Intercede and Control
While I don’t expect cops to heap loving adoration on the criminal element during the course of violent encounters, we do need to maintain the frame of mind that our responsibility is to intercede and control, then leave adjudication (punishment, rehab, etc…) up to the system.
Many peace officers may not think the use of force is an act of love, but it is. It is love in action to provide safety for the community, but it’s also an act that is in the best interest of the criminal offender as well—yet it typically isn’t recognized as such. As we intercede and control, we are potentially saving a wayward individual from further grief down the road.
Educating the Media
When circumstances require interaction with the media, the words we use will set the tone, or set us up to be sucker-punched. I learned a valuable lesson from our public information officer (PIO) when I was a new detective at the scene of an officer involved shooting. “Did you guys shoot the unarmed driver?” asked the reporter.
“The driver was armed with a 3000 lb. projectile,” responded our instructive PIO, “and it was rapidly accelerating toward one of our officers when he opened fire in his effort to preserve life.”
Hence, he had the mindset that we interceded and controlled, while the reporter tried to lure him into a statement that would demonstrate some form of rogue street justice!
Police Work is Getting Increasingly Difficult
I know the job is getting increasingly difficult as many forms of rebellion are exercised and recited more frequently than the pledge of allegiance—and they are being reinforced as the attitude du jour.
While I know it can be difficult, I cautioned officers that worked with me to keep their hands off people unless they planned to make an arrest. Then once they decided to bring someone into custody, do it as quickly and efficiently as possible.

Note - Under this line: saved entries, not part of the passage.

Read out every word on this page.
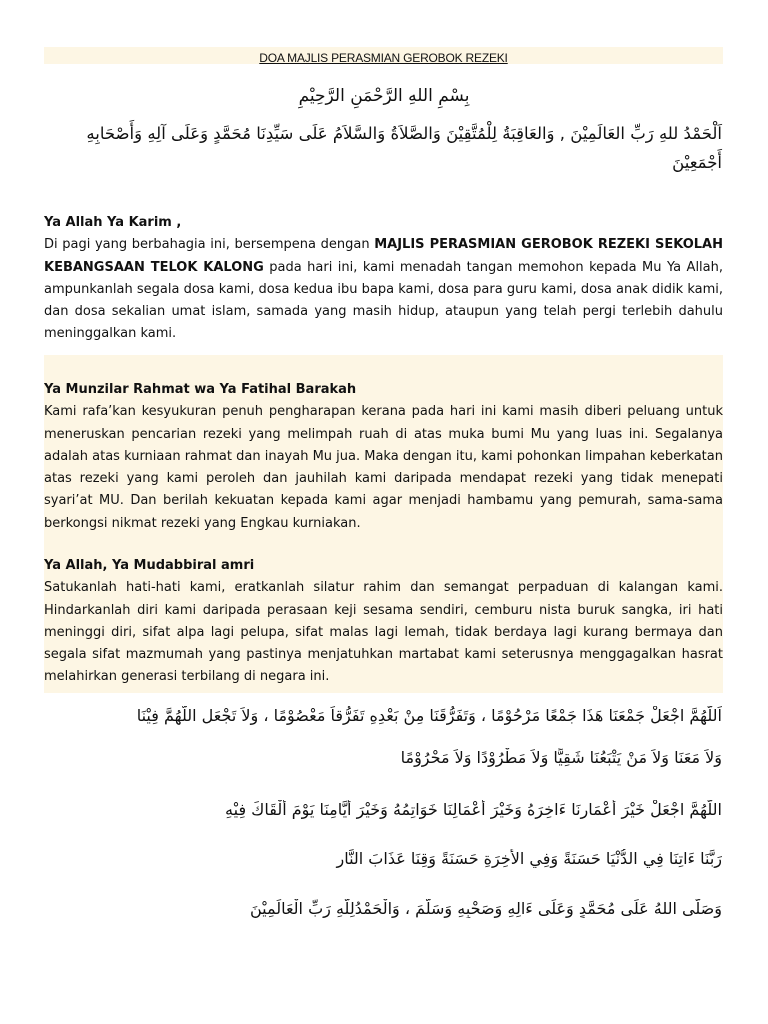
DOA MAJLIS PERASMIAN GEROBOK REZEKI
بِسْمِ اللهِ الرَّحْمَنِ الرَّحِيْمِ
اَلْحَمْدُ للهِ رَبِّ العَالَمِيْنَ , وَالعَاقِبَةُ لِلْمُتَّقِيْنَ وَالصَّلاَةُ وَالسَّلاَمُ عَلَى سَيِّدِنَا مُحَمَّدٍ وَعَلَى آلِهِ وَأَصْحَابِهِ أَجْمَعِيْنَ
Ya Allah Ya Karim ,
Di pagi yang berbahagia ini, bersempena dengan MAJLIS PERASMIAN GEROBOK REZEKI SEKOLAH KEBANGSAAN TELOK KALONG pada hari ini, kami menadah tangan memohon kepada Mu Ya Allah, ampunkanlah segala dosa kami, dosa kedua ibu bapa kami, dosa para guru kami, dosa anak didik kami, dan dosa sekalian umat islam, samada yang masih hidup, ataupun yang telah pergi terlebih dahulu meninggalkan kami.
Ya Munzilar Rahmat wa Ya Fatihal Barakah
Kami rafa’kan kesyukuran penuh pengharapan kerana pada hari ini kami masih diberi peluang untuk meneruskan pencarian rezeki yang melimpah ruah di atas muka bumi Mu yang luas ini. Segalanya adalah atas kurniaan rahmat dan inayah Mu jua. Maka dengan itu, kami pohonkan limpahan keberkatan atas rezeki yang kami peroleh dan jauhilah kami daripada mendapat rezeki yang tidak menepati syari’at MU. Dan berilah kekuatan kepada kami agar menjadi hambamu yang pemurah, sama-sama berkongsi nikmat rezeki yang Engkau kurniakan.
Ya Allah, Ya Mudabbiral amri
Satukanlah hati-hati kami, eratkanlah silatur rahim dan semangat perpaduan di kalangan kami. Hindarkanlah diri kami daripada perasaan keji sesama sendiri, cemburu nista buruk sangka, iri hati meninggi diri, sifat alpa lagi pelupa, sifat malas lagi lemah, tidak berdaya lagi kurang bermaya dan segala sifat mazmumah yang pastinya menjatuhkan martabat kami seterusnya menggagalkan hasrat melahirkan generasi terbilang di negara ini.
اَللَّهُمَّ اجْعَلْ جَمْعَنَا هَذَا جَمْعًا مَرْحُوْمًا ، وَتَفَرُّقَنَا مِنْ بَعْدِهِ تَفَرُّقاً مَعْصُوْمًا ، وَلاَ تَجْعَلِ اللَّهُمَّ فِيْنَا
وَلاَ مَعَنَا وَلاَ مَنْ يَتْبَعُنَا شَقِيًّا وَلاَ مَطْرُوْدًا وَلاَ مَحْرُوْمًا
اللَّهُمَّ اجْعَلْ خَيْرَ أَعْمَارِنَا ءَاخِرَهُ وَخَيْرَ أَعْمَالِنَا خَوَاتِمُهُ وَخَيْرَ أَيَّامِنَا يَوْمَ أَلْقَاكَ فِيْهِ
رَبَّنَا ءَاتِنَا فِي الدُّنْيَا حَسَنَةً وَفِي الأخِرَةِ حَسَنَةً وَقِنَا عَذَابَ النَّارِ
وَصَلَّى اللهُ عَلَى مُحَمَّدٍ وَعَلَى ءَالِهِ وَصَحْبِهِ وَسَلَّمَ ، وَالْحَمْدُلِلَّهِ رَبِّ الْعَالَمِيْنَ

Philosophy of Love is Not Passive
There is nothing about the philosophy of love that is passive. I believe in a firm, but fair response to those who challenge lawful authority.
Perhaps theologian John Stott said it best,
“Some leaders are great champions of the truth and anxious to fight for it, but display little love. Others are great advocates of love, but have no equal commitment to truth, . . . Truth is hard if it is not softened by love, and love is soft if it is not strengthened by the truth.”
Confronting the wolf to restore order when enforcing a righteous law is an act of love. Thank goodness there are sheepdogs willing to do it!